Articles - Role of the email address in flagging application fraud

It’s never been more important for insurance providers to limit their exposure to fraud to stem their losses and the impact this has on the rising cost of premiums for the honest majority . Underlining the continued drive to drive out fraud, in November 2023, Insurer Aviva said it had uncovered more than 9,250 instances of fraud in 2022 – saving customers £120m . Finding fraudsters at the point of application, quote or post policy inception is the ideal scenario, stopping the issue before it develops and saving precious resources down the line.

 By Bruce Williams, product manager, U.K. and Ireland, LexisNexis Risk Solutions, Insurance

 However, this can be labour intensive and has the potential to create friction. The answer is within the market’s grasp however, as it lies in the applicant’s email address and the digital footprint behind it.

 1% of insurance applications flagged for fraud
 Consider that in recent tests using email address intelligence, we uncovered that 1 in every 100 insurance applications had a strong fraud marking. Then consider the volume of insurance quotes produced each and every day. The scale of fraud risk is clear, but so is the opportunity to effectively tackle the problem using email-based fraud risk scores.

 As the economic squeeze persists for many households and insurance premiums continue to rise , insurance providers know that delivering a great customer experience is vital. Consumers demand a quick and friction-free application process to get fair and accurate quotes and every insurance provider is working hard to make sure their customers have the right level of protection in place at right price.

 Insurance providers are also looking closely at the customer journey to ensure this is as streamlined as possible at application and quote stage. This means they must carry out the right level of validation checks, in a swift and seamless fashion.
 Frictionless fraud detection

 The application process naturally requires that the information provided by the customer is validated, verified, and enriched. But the extent to which fraud detection occurs at this stage is unquestionably a delicate balancing act. Lean too far one way and the door will be left wide open for fraudsters. Lean too far the other way and an insurance provider risks a creating a poor customer experience with applicants frustrated by a barrage of security checks. This difficulty is amplified by the current economic environment with fraud on the rise due to the cost-of-living crisis .

 Application fraud is one of the biggest problems in the insurance industry with Action Fraud reporting that from October 2022 to October 2023, the average victim of a ghost broker lost around £1,288, a rise of 50% since 2019 . This reinforces why the insurance market is focusing so heavily on the robustness of front-end fraud detection.

 Spotting cases of application fraud has traditionally relied on public and industry shared data, often post-policy inception.

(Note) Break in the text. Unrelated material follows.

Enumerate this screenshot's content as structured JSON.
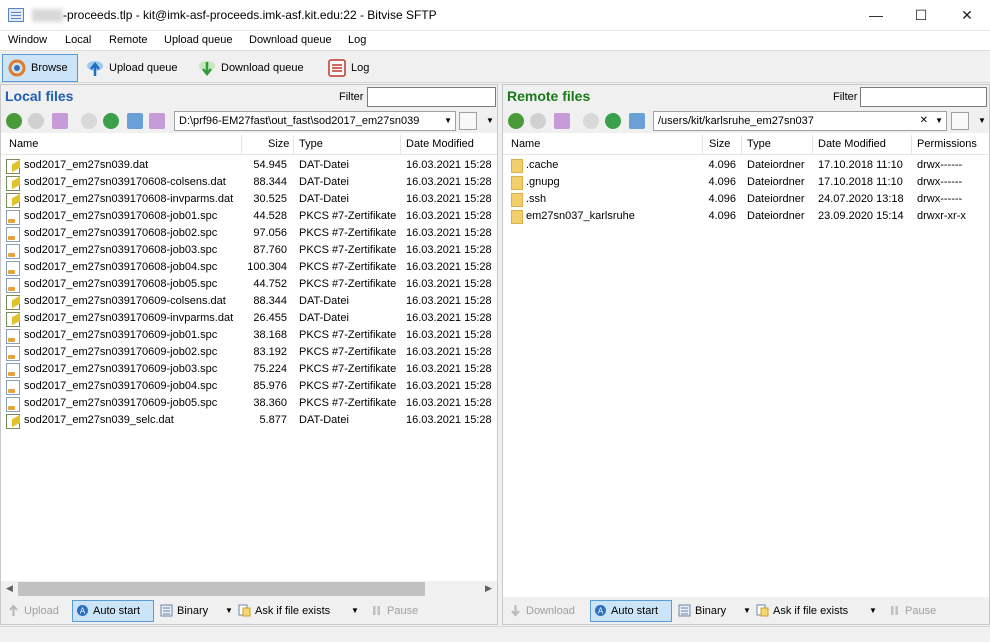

These checks can be effective, but are often labour-intensive. There is also the risk of the fraudster slipping through the net if they are not spotted before policy on-boarding.

 Meeting the demand for a quick, efficient, and automated method of checking identities at the application process, email address validation through solutions such as LexisNexis® Emailage® Rapid, our powerful fraud risk scoring solution based on the applicant’s email address and other supplied information, now give insurance providers confidence in spotting potential fraudsters before they are allowed through the front door.

 Digital Footprints
 The key is the digital footprint that accompanies an individual email address, based on how it has been used online.

 An email address is a unique global identifier because it used in virtually 100% of all online transactions, rich with transaction history and behaviour and difficult to change because it links to multiple online accounts. It means a fraud risk score can be built based on billions of global payment transactions including 82,200 fraud events shared on average daily . This instantly verifies the existence and age of an email address and its domain – this is powerful insight for understanding if a ghost broker could be at play. It will confirm the fraud risk and if the email has been associated with fraud in the past and which industry that fraud may have occurred. Individuals are accurately placed into Fraud Risk Bands and given a predictive risk score.

 Drilling down deeper into the digital signposts of fraud, the Digital Confidence Score (DCS) is another set of outputs that can be used. DCS gives scores for pairs of inputs, such as email and IP address, email and shipping address or IP and billing addresses, and generates an overall confidence score. The higher the score, the higher the level of confidence that these inputs belong to the same digital identity.

 Email address intelligence supports streamlined risk assessment
 The challenge for the market has been in strengthening identity checks without causing a detriment to the customer experience. The banking sector has been using email intelligence-based tools to tackle identity fraud for a while. Now the insurance market can immediately identify if an application has a fraud risk through a real-time risk score as part of a streamlined risk assessment process. With the average fraudulent insurance claim costing over £15,000 and fraud on the rise , identifying even 1% of potential fraudsters early through email address intelligence could save the industry millions each year.